Таня оставалась со мной до вечера, пока не вернулся с работы Юра — она хотела видеть его, любовь девичьей поры не угасла в ней. Таня и ему хотела рассказать о случившемся, обрадованная не столько сделанным мне предложением, сколько тем, что смогла правильно предсказать мой сон. А главное, что оказалась в центре столь чудесных событий и совпадений.

— Это все не зря, — не унималась она. — Тут завязывается что–то грандиозное. Смотри: тебе снится сон; далее — тут к тебе пришла я, со своими возможностями помочь с билетами на Москву; а в Москве очень вовремя оказался твой дядя, который без хлопот может устроить тебя у своей знакомой. И вот случается этот звонок, приглашение приехать для переговоров! Ну, разве я не права, что так просто столько совпадений не бывает?

Я не призналась, что совпадения начались еще с моей черной задумки покончить с собой, для чего я позвала ее в гости.

— Посмотрим, — сдержанно ответила я, заодно помалкивая о самом главном результате, уже случившемся по следам этих событий, — у меня появилась надежда на перемены и отодвинула в сторону мои сомнения в своей нужности и черные мысли. Таня, конечно, заразила меня радостью, а Василий Васильевич — надеждой. Внутри меня запели те скрытые и придавленные горем голоса жизни, которые с самого начала не позволяли думать о смерти, как о чем–то окончательном, после чего моя история завершится навсегда.

О встрече с Василием Васильевичем и дальнейших с ним отношениях я продолжу вспоминать в другом рассказе. А тут завершу повесть о Тане.

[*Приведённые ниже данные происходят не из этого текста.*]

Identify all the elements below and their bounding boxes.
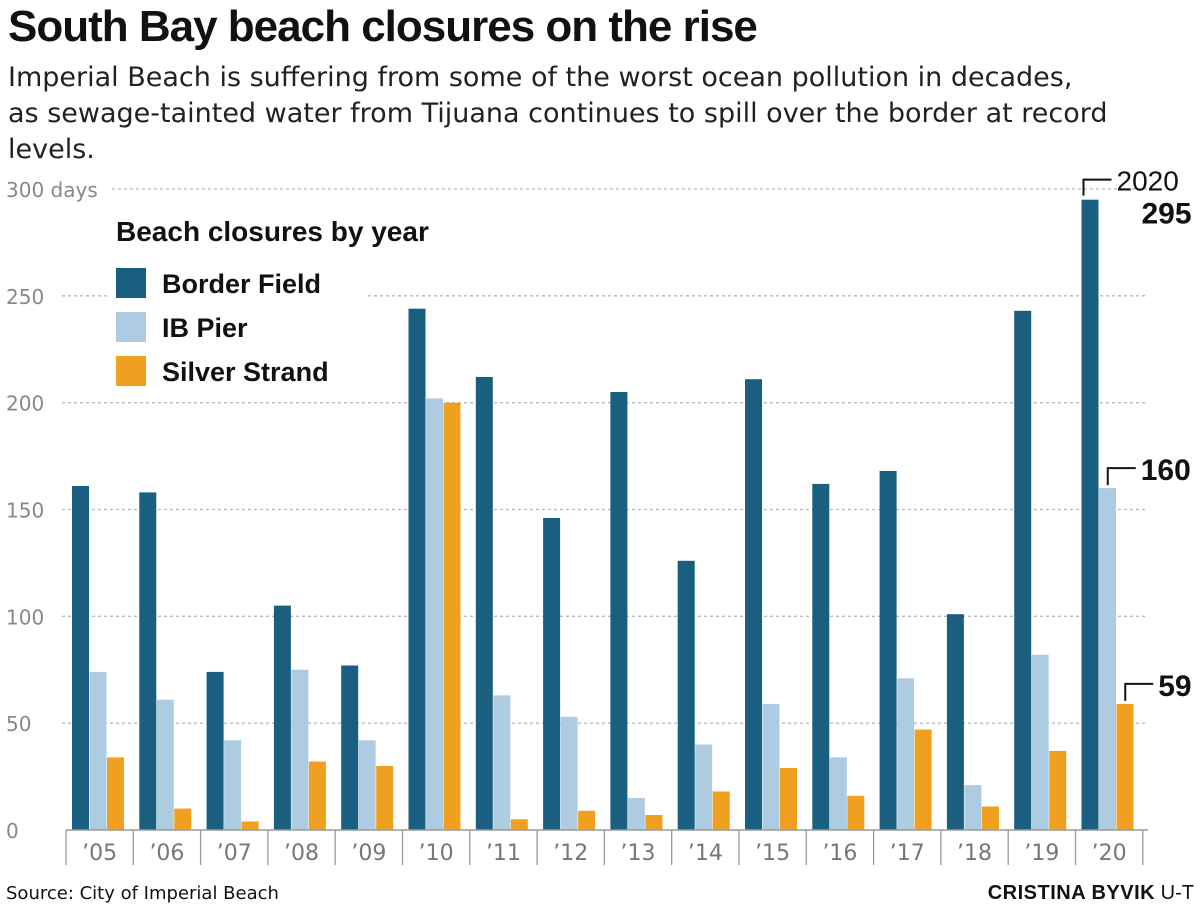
x-tick-label: ’20 <box>1092 841 1127 866</box>
annotation-leader <box>1106 467 1136 486</box>
bar-border-field <box>946 614 964 830</box>
legend-title: Beach closures by year <box>116 216 429 247</box>
bar-border-field <box>1081 199 1099 830</box>
bar-silver-strand <box>308 761 326 830</box>
bar-border-field <box>408 308 426 830</box>
bar-ib-pier <box>291 669 309 831</box>
x-tick-label: ’09 <box>351 841 386 866</box>
x-tick-label: ’17 <box>890 841 925 866</box>
x-tick-label: ’11 <box>486 841 521 866</box>
bar-ib-pier <box>89 671 107 830</box>
bar-border-field <box>273 605 291 830</box>
bar-ib-pier <box>1031 654 1049 830</box>
bar-ib-pier <box>1099 488 1116 830</box>
x-tick-label: ’19 <box>1024 841 1059 866</box>
chart-subtitle: Imperial Beach is suffering from some of… <box>8 62 1108 165</box>
x-tick-label: ’12 <box>553 841 588 866</box>
x-tick-label: ’13 <box>621 841 656 866</box>
bar-border-field <box>206 671 224 830</box>
x-tick-label: ’06 <box>149 841 184 866</box>
bar-silver-strand <box>174 808 192 830</box>
bar-border-field <box>72 486 89 830</box>
bar-silver-strand <box>443 402 461 830</box>
y-tick-label: 100 <box>6 605 44 629</box>
annotation-leader <box>1082 178 1112 196</box>
y-tick-label: 150 <box>6 499 44 523</box>
bar-silver-strand <box>780 768 797 830</box>
legend-swatch <box>116 268 146 298</box>
x-axis: ’05 ’06 ’07 ’08 ’09 ’10 ’11 ’12 ’13 ’14 ’15 ’16 ’17 ’… <box>65 829 1148 866</box>
bar-silver-strand <box>645 815 663 830</box>
bar-border-field <box>1014 310 1032 830</box>
x-tick-label: ’05 <box>82 841 117 866</box>
bar-silver-strand <box>376 765 394 830</box>
x-tick-label: ’14 <box>688 841 723 866</box>
bar-ib-pier <box>426 398 443 830</box>
annotation-year: 2020 <box>1117 166 1179 197</box>
bar-ib-pier <box>156 699 174 830</box>
bar-border-field <box>677 560 695 830</box>
source-note: Source: City of Imperial Beach <box>6 883 279 904</box>
x-tick-label: ’07 <box>217 841 252 866</box>
x-tick-label: ’15 <box>755 841 790 866</box>
y-tick-label: 0 <box>6 819 19 843</box>
bar-ib-pier <box>560 716 578 830</box>
credit-org: U-T <box>1160 882 1194 904</box>
x-tick-label: ’08 <box>284 841 319 866</box>
legend: Beach closures by year Border Field IB Pi… <box>116 216 429 387</box>
bar-silver-strand <box>1116 703 1134 830</box>
bar-ib-pier <box>695 744 713 830</box>
annotation-value: 160 <box>1141 454 1191 487</box>
annotation-value: 59 <box>1158 670 1191 703</box>
bar-silver-strand <box>578 810 596 830</box>
gridlines <box>62 188 1148 724</box>
bar-silver-strand <box>241 821 259 830</box>
bar-border-field <box>139 492 157 830</box>
bar-silver-strand <box>510 819 528 830</box>
y-tick-label: 250 <box>6 285 44 309</box>
bar-silver-strand <box>1049 750 1067 830</box>
bar-ib-pier <box>224 740 242 830</box>
credit-name: CRISTINA BYVIK <box>987 882 1156 904</box>
bars <box>72 199 1134 831</box>
bar-ib-pier <box>358 740 376 830</box>
bar-ib-pier <box>493 695 511 830</box>
bar-ib-pier <box>762 703 780 830</box>
bar-silver-strand <box>847 795 865 830</box>
bar-ib-pier <box>627 798 645 830</box>
annotation-value: 295 <box>1142 198 1192 231</box>
bar-border-field <box>879 471 897 830</box>
legend-swatch <box>116 356 146 386</box>
y-tick-label: 200 <box>6 392 44 416</box>
x-tick-label: ’18 <box>957 841 992 866</box>
y-tick-label: 50 <box>6 712 31 736</box>
bar-silver-strand <box>981 806 999 830</box>
x-tick-label: ’16 <box>822 841 857 866</box>
credit-line: CRISTINA BYVIK U-T <box>988 882 1194 905</box>
bar-silver-strand <box>712 791 730 830</box>
bar-border-field <box>745 379 762 830</box>
y-tick-label: 300 days <box>6 178 98 202</box>
legend-swatch <box>116 312 146 342</box>
bar-ib-pier <box>964 785 982 830</box>
bar-ib-pier <box>897 678 915 830</box>
bar-border-field <box>543 518 561 830</box>
annotation-leader <box>1124 682 1154 701</box>
y-axis-ticks: 0 50 100 150 200 250 300 days <box>6 178 98 843</box>
bar-border-field <box>341 665 359 830</box>
bar-border-field <box>610 392 628 830</box>
legend-label: Silver Strand <box>162 357 329 387</box>
bar-border-field <box>475 377 493 830</box>
bar-border-field <box>812 483 830 830</box>
bar-silver-strand <box>107 757 124 830</box>
legend-label: Border Field <box>162 269 321 299</box>
x-tick-label: ’10 <box>419 841 454 866</box>
bar-silver-strand <box>914 729 932 830</box>
bar-ib-pier <box>829 757 847 830</box>
chart-title: South Bay beach closures on the rise <box>8 2 758 51</box>
legend-label: IB Pier <box>162 313 248 343</box>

После этой встречи я ушла в новые заботы, да и Таня мало напоминала о себе, теперь еще больше тяготясь торговлей на рынке. Ей было обидно, что она не нашла себе применения в сфере, где могла бы использовать полученное образование. Жилось ей крайне трудно. И хотя дети перешли на собственное обеспечение, но она сама была неустроена, страдала от безденежья. Как–то она засобиралась выйти замуж, о чем сообщила мне по телефону. Мы с мужем немедленно подобрали подарок и поехали поздравить ее, но наше рвение оказалось неуместным — Таня, коренная горожанка, «девочка со скрипкой», выходила замуж за сельского мужичка, не обремененного душевными тонкостями. Какие уж тут поздравления? Но это даже и не главное. Главное, что Таня решалась на этот шаг не по любви, а из желания освободить свою квартиру для сына Андрея.

Несколько лет она жила в селе. И о той ее жизни я почти не знаю, ибо из общих фраз Андрея, говоренных в редкие моменты телефонного общения со мной, понять суть невозможно. Как и следовало ожидать, семьи и единодушия не получилось. Тане пришлось вернуться назад.

Кажется, свою торговлю на рынке она больше не возобновляла. И это, возможно, самое полезное, что последовало за попыткой устроить семейную жизнь. Вместо этого Таня нашла себе партнера и занялась производством квартирных ремонтов, с чем душа ее примирилась.

Она позвонила мне в конце лета 2003 года. Мы поговорили о том о сем, и она вскользь пожаловалась на плохое самочувствие. Я не могла представить, чтобы такая здоровая и энергичная женщина заболела, и для себя объяснила жалобы крайней усталостью. Ведь фактически она никогда не отдыхала. Не знаю, возможно, только в ранней молодости могла позволить себе отоспаться, поехать куда–то, погулять, отвлечься от зарабатывания денег. А когда дети подросли и муж ушел из семьи, у нее на отдых не было ни времени, ни средств. В конце 90‑х годов мне частенько приходилось слышать от нее речи, что она нажилась, что пора ей на вечный покой. Она повторяла эту мысль в одних и тех же выражениях: «Пожила и хватит. Я нажилась. Мне хватит!» — и при этом разжимала и выбрасывала врозь затиснутые до этого пальцы.

— Ты бы отдохнула, Таня, — робко ответила я на ее жалобу.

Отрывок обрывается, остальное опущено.